Doce meses de cárcel le han caído por hacer chistes. A mes por chiste, más o menos. Pero lo cachondo no son los chistes. Lo cachondo es que, gracias a esa condena disparatada, una niñata que debería estar recibiendo tratamiento psiquiátrico, se ha convertido en alguien importante. La Justicia es así de caprichosa. Coge a una perturbada que se pitorrea de las víctimas del terrorismo (y que en su cacao mental es capaz de jalear a los etarras o de aplaudir al que apioló a Trotsky) y en vez de darle con una zapatilla en el culo, que es lo que hay que hacer con los niños malos para escarmentarlos, van, la someten a una pena ejemplarizante y me la convierten en mártir.
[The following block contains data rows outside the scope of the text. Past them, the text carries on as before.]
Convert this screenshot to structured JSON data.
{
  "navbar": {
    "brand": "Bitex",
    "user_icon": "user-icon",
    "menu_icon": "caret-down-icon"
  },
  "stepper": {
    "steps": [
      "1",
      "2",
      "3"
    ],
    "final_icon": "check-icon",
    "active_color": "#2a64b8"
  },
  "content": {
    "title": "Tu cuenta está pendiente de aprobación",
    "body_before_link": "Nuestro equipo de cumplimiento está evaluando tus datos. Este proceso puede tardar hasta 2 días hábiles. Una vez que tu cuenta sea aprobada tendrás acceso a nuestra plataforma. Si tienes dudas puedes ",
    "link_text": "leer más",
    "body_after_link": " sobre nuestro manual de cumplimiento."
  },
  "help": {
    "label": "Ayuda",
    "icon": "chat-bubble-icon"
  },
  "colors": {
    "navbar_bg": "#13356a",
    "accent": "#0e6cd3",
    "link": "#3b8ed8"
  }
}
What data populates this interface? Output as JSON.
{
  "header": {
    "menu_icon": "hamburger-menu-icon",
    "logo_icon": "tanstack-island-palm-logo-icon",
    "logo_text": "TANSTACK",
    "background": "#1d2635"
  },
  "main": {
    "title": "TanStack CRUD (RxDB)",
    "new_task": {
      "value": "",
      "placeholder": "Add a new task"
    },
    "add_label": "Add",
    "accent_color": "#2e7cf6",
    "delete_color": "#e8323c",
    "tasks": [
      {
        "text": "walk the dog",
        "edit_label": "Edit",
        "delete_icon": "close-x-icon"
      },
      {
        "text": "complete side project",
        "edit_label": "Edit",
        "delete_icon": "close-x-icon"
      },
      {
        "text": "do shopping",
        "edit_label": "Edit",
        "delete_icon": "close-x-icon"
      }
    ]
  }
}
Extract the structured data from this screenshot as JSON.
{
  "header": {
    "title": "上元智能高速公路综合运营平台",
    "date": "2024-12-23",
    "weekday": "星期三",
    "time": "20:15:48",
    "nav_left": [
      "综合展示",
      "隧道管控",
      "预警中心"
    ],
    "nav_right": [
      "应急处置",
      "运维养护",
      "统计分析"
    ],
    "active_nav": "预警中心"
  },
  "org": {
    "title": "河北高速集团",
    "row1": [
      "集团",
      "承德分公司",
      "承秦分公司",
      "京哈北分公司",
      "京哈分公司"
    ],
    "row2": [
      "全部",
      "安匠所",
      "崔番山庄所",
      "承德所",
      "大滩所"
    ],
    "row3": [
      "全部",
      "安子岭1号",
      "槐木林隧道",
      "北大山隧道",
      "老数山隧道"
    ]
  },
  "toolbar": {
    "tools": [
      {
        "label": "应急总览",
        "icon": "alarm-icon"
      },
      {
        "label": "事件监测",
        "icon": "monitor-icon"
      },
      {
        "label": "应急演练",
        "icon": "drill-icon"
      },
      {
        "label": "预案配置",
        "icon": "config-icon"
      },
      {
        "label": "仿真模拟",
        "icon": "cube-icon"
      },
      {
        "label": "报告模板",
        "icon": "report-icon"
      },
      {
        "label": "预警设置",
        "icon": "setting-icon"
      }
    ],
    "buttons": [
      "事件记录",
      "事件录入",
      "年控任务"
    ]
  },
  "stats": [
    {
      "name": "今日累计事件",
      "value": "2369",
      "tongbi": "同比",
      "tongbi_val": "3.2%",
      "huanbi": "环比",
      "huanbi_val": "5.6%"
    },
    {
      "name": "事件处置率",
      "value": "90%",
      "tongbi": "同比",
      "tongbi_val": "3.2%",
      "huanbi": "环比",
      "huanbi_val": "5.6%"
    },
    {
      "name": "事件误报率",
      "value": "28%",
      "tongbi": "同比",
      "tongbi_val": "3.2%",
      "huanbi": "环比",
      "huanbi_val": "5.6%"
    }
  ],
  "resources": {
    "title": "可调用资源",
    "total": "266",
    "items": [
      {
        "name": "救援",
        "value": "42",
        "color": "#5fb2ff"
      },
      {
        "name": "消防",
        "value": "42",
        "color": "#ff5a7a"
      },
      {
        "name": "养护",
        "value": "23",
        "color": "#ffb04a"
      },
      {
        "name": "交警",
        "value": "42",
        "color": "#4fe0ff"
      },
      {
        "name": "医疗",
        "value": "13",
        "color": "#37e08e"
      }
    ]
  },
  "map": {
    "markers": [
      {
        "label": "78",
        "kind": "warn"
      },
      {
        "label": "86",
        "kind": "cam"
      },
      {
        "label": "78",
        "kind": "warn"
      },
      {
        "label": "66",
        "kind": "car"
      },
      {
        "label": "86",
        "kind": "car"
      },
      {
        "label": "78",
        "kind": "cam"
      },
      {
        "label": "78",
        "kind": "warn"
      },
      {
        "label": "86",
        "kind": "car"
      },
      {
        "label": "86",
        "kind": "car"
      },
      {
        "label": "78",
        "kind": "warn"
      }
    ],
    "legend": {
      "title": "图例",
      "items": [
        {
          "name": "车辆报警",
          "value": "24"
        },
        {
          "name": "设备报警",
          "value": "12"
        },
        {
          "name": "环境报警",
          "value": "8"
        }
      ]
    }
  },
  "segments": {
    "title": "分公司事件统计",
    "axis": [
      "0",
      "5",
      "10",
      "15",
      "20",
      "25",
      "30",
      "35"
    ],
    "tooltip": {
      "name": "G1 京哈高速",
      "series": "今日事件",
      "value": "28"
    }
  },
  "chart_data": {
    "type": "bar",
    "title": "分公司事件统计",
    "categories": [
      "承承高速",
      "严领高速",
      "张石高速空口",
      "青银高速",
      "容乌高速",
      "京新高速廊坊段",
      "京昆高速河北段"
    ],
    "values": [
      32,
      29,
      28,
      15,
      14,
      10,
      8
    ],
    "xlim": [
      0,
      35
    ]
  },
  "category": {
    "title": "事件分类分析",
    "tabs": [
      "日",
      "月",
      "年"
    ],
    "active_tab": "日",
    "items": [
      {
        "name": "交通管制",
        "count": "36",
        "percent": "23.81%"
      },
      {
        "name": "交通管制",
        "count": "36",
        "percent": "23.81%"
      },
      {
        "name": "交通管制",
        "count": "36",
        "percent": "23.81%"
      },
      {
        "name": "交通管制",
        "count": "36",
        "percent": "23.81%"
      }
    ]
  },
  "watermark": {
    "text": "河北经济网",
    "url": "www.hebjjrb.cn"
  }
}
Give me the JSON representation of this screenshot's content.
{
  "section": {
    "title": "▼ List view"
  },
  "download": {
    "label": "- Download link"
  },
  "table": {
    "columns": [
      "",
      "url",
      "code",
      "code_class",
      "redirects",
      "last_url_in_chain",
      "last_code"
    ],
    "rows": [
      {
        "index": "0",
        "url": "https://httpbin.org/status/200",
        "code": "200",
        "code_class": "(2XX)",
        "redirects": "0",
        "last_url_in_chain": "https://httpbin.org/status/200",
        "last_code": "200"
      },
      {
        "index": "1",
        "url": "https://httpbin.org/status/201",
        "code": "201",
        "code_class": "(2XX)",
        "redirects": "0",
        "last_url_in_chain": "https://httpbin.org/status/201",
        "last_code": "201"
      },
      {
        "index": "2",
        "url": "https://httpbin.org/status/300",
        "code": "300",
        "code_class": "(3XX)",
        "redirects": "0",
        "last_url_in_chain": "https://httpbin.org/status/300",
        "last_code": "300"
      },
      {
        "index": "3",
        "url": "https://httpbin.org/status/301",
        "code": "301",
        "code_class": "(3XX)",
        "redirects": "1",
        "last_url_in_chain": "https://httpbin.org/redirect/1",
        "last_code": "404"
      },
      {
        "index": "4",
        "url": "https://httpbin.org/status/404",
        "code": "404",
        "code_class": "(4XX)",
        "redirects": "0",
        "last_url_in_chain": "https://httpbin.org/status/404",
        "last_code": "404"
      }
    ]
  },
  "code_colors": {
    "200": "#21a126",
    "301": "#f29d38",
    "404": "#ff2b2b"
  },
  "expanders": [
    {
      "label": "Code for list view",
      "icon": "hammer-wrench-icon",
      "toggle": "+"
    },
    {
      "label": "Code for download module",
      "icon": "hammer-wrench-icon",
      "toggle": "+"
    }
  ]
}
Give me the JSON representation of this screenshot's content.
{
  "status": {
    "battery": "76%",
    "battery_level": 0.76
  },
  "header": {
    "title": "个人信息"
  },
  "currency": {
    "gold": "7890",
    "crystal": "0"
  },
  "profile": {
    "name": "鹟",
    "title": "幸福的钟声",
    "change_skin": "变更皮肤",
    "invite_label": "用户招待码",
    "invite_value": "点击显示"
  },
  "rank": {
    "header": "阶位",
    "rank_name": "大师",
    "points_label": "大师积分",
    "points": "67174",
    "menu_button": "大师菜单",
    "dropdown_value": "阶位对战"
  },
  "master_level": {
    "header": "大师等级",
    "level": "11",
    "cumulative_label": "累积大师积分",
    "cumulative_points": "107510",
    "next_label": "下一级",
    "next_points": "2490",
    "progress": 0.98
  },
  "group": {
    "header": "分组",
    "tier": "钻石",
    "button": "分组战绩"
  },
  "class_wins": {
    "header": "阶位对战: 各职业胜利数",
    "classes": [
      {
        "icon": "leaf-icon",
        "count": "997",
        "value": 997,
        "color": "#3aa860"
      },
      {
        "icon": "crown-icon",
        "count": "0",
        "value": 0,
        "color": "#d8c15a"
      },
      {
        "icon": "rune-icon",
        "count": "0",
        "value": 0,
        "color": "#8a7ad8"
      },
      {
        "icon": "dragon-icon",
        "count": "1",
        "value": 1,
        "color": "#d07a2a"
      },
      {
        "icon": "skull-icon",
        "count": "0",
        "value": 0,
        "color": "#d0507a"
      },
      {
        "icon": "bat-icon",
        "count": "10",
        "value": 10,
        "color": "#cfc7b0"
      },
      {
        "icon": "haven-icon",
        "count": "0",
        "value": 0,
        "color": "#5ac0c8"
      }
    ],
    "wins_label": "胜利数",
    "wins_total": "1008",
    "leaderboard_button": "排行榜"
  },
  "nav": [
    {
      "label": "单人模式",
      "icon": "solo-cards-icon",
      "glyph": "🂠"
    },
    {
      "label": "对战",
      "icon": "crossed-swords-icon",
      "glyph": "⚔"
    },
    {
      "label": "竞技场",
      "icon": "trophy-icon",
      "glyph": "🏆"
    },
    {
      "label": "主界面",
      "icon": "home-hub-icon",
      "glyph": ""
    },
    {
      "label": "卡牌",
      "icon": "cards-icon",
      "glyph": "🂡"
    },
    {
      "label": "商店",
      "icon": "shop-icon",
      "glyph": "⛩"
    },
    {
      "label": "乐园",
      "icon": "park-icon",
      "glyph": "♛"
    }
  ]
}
La criatura, según se hace famosa, aparte de añorar aquellos maravillosos años de la goma dos y el tiro en la nuca (una época cuyos últimos coletazos a ella le pillaron llevando pañales), se va destapando además como firme admiradora del estalinismo. Esto no deja de ser bastante anecdótico porque, con semejante nivel intelectual, a Cassandra, que es como se llama esta pensadora (y que por cierto es transexual, algo que no sé yo si a Stalin le entusiasmaría), igual que le ha dado por ahí, le podría haber dado por apuntarse al Ku Klux Klan.

La única diferencia estribaría en que, si se le hubiera ocurrido defender las bromas del Holocausto nazi, o suspirar con nostalgia por los tiempos en que los negros cobraban el sueldo a latigazos, los que la apoyan hoy como víctima de la represión quizás ni la invitaran a sus programas de la tele.

Lo mismo que opino sobre las campañas ultra-puritanas lo defiendo para estos otros casos de radicalismo talibán: hay que dejar que se expresen, pues al enemigo es mejor verlo venir. Si esta criatura se entretiene escupiendo sobre la tumba de algunos dictadores (no de todos, ya digo) pero está deseando también la muerte a tiros de los que se presentan a las elecciones democráticas, ¿no será más conveniente que lo sepamos?

Además, si se censura a esta gente, corremos el riesgo de darles la importancia que persiguen. Desde que en mala hora se inventó la Inquisición, todo aquel condenado por decir lo que piensa ya se cree Galileo. Y a lo mejor no es más que un cretino. Por eso el tribunal que ha condenado a la tal Cassandra comete, aparte de un despropósito judicial, la misma torpeza que cometen los que tiran un bumerán y terminan sin dientes. Con la gente despreciable lo mejor que se puede hacer es eso, despreciarla. Así que en este caso lo suyo hubiera sido, no un año de cárcel, sino haberla condenado a limpiar los retretes del Congreso. O a escribir mil veces "No volveré a reírles las gracias a los terroristas".

Y por favor, que no vengan con lo del humor. Humor se ha hecho siempre, y más negro cuanto más dura era la época. La diferencia, sin embargo, entre esta niñata y un humorista de raza, está en que, mientras ella tontea con el terrorismo como quien juega a las casitas, Miguel Gila, por poner un ejemplo, antes de contar chistes ya sabía lo que era plantarse delante de un pelotón de fusilamiento. Por suerte no tuvieron puntería.